President Donald Trump’s long-stalled infrastructure package is unlikely to happen until after November’s midterm elections, he acknowledged Thursday.
“We’ll probably have to wait until after the election,” Trump said in Richfield, Ohio, during what administration officials billed as a major speech on infrastructure.
It was an admission rooted in political reality and the congressional calendar. Lawmakers are mostly done legislating for the year and are looking to focus on the November elections. Republican leaders, in particular, have been dubious about the prospect of passing another massive spending package.

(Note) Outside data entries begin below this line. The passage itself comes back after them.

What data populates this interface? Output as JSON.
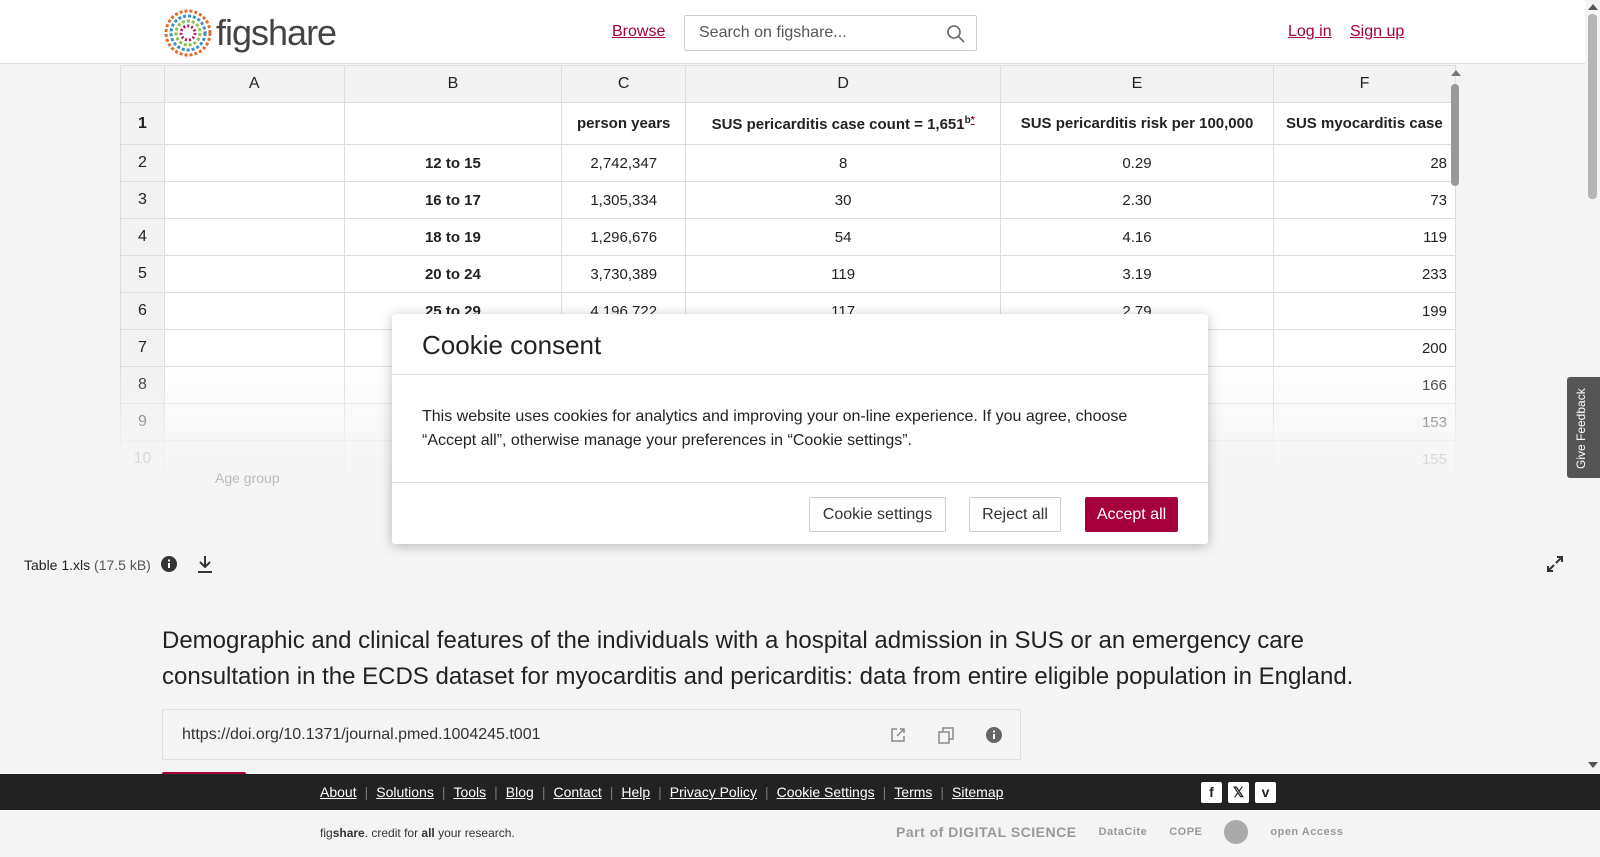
{
  "header": {
    "logo_text": "figshare",
    "browse_label": "Browse",
    "search_placeholder": "Search on figshare...",
    "login_label": "Log in",
    "signup_label": "Sign up"
  },
  "sheet": {
    "columns": [
      "A",
      "B",
      "C",
      "D",
      "E",
      "F"
    ],
    "header_row": {
      "num": "1",
      "c": "person years",
      "d": "SUS pericarditis case count = 1,651",
      "d_sup_b": "b",
      "d_sup_star": "*",
      "e": "SUS pericarditis risk per 100,000",
      "f": "SUS myocarditis case"
    },
    "rows": [
      {
        "num": "2",
        "b": "12 to 15",
        "c": "2,742,347",
        "d": "8",
        "e": "0.29",
        "f": "28"
      },
      {
        "num": "3",
        "b": "16 to 17",
        "c": "1,305,334",
        "d": "30",
        "e": "2.30",
        "f": "73"
      },
      {
        "num": "4",
        "b": "18 to 19",
        "c": "1,296,676",
        "d": "54",
        "e": "4.16",
        "f": "119"
      },
      {
        "num": "5",
        "b": "20 to 24",
        "c": "3,730,389",
        "d": "119",
        "e": "3.19",
        "f": "233"
      },
      {
        "num": "6",
        "b": "25 to 29",
        "c": "4,196,722",
        "d": "117",
        "e": "2.79",
        "f": "199"
      },
      {
        "num": "7",
        "b": "",
        "c": "",
        "d": "",
        "e": "",
        "f": "200"
      },
      {
        "num": "8",
        "b": "",
        "c": "",
        "d": "",
        "e": "",
        "f": "166"
      },
      {
        "num": "9",
        "b": "",
        "c": "",
        "d": "",
        "e": "",
        "f": "153"
      },
      {
        "num": "10",
        "b": "",
        "c": "",
        "d": "",
        "e": "",
        "f": "155"
      }
    ],
    "age_group_label": "Age group"
  },
  "file": {
    "name": "Table 1.xls",
    "size": "(17.5 kB)"
  },
  "item": {
    "title": "Demographic and clinical features of the individuals with a hospital admission in SUS or an emergency care consultation in the ECDS dataset for myocarditis and pericarditis: data from entire eligible population in England.",
    "doi": "https://doi.org/10.1371/journal.pmed.1004245.t001"
  },
  "feedback_label": "Give Feedback",
  "footer": {
    "links": [
      "About",
      "Solutions",
      "Tools",
      "Blog",
      "Contact",
      "Help",
      "Privacy Policy",
      "Cookie Settings",
      "Terms",
      "Sitemap"
    ],
    "credit_pre": "fig",
    "credit_bold": "share",
    "credit_mid": ". credit for ",
    "credit_all": "all",
    "credit_post": " your research.",
    "social": [
      "facebook-icon",
      "x-icon",
      "vimeo-icon"
    ],
    "partners": {
      "digital_science": "Part of DIGITAL SCIENCE",
      "datacite": "DataCite",
      "cope": "COPE",
      "open_access": "open Access"
    }
  },
  "cookie_modal": {
    "title": "Cookie consent",
    "body": "This website uses cookies for analytics and improving your on-line experience. If you agree, choose “Accept all”, otherwise manage your preferences in “Cookie settings”.",
    "settings_label": "Cookie settings",
    "reject_label": "Reject all",
    "accept_label": "Accept all"
  },
  "colors": {
    "brand": "#a5003c",
    "footer_bg": "#222222"
  }
}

Trump’s infrastructure proposal, which the White House unveiled earlier this year, seeks to leverage $200 billion in direct federal spending over the next decade into an additional $1.3 trillion for infrastructure development with the aid of state and local tax dollars as well as private investment. The administration has not proposed a way to pay for the initiative.
If there is to be any compromise between Republicans and Democrats on infrastructure, it’ll likely only happen after the election, retiring House Transportation and Infrastructure Committee Chairman Bill Shuster (R-Pa.) said last month.
“It could be a lame-duck strategy, that we do it after the election,” Shuster said.
In his speech on Thursday, which touched on not only infrastructure but seemingly every other subject as well, including actress Roseanne Barr and her television show, Trump touted new funding Congress had approved for highways, airports, railroads, and waterways. Those funds were included in a $1.3 trillion budget package he signed earlier this month ― a measure he’d called “ridiculous” and had initially threatened to veto.
Trump also suggested to Congress that his infrastructure plan doesn’t necessarily have to be taken up in one piece.
“It can be passed in one bill, or in a series of measures,” he said. “What matters is that we get the job done.”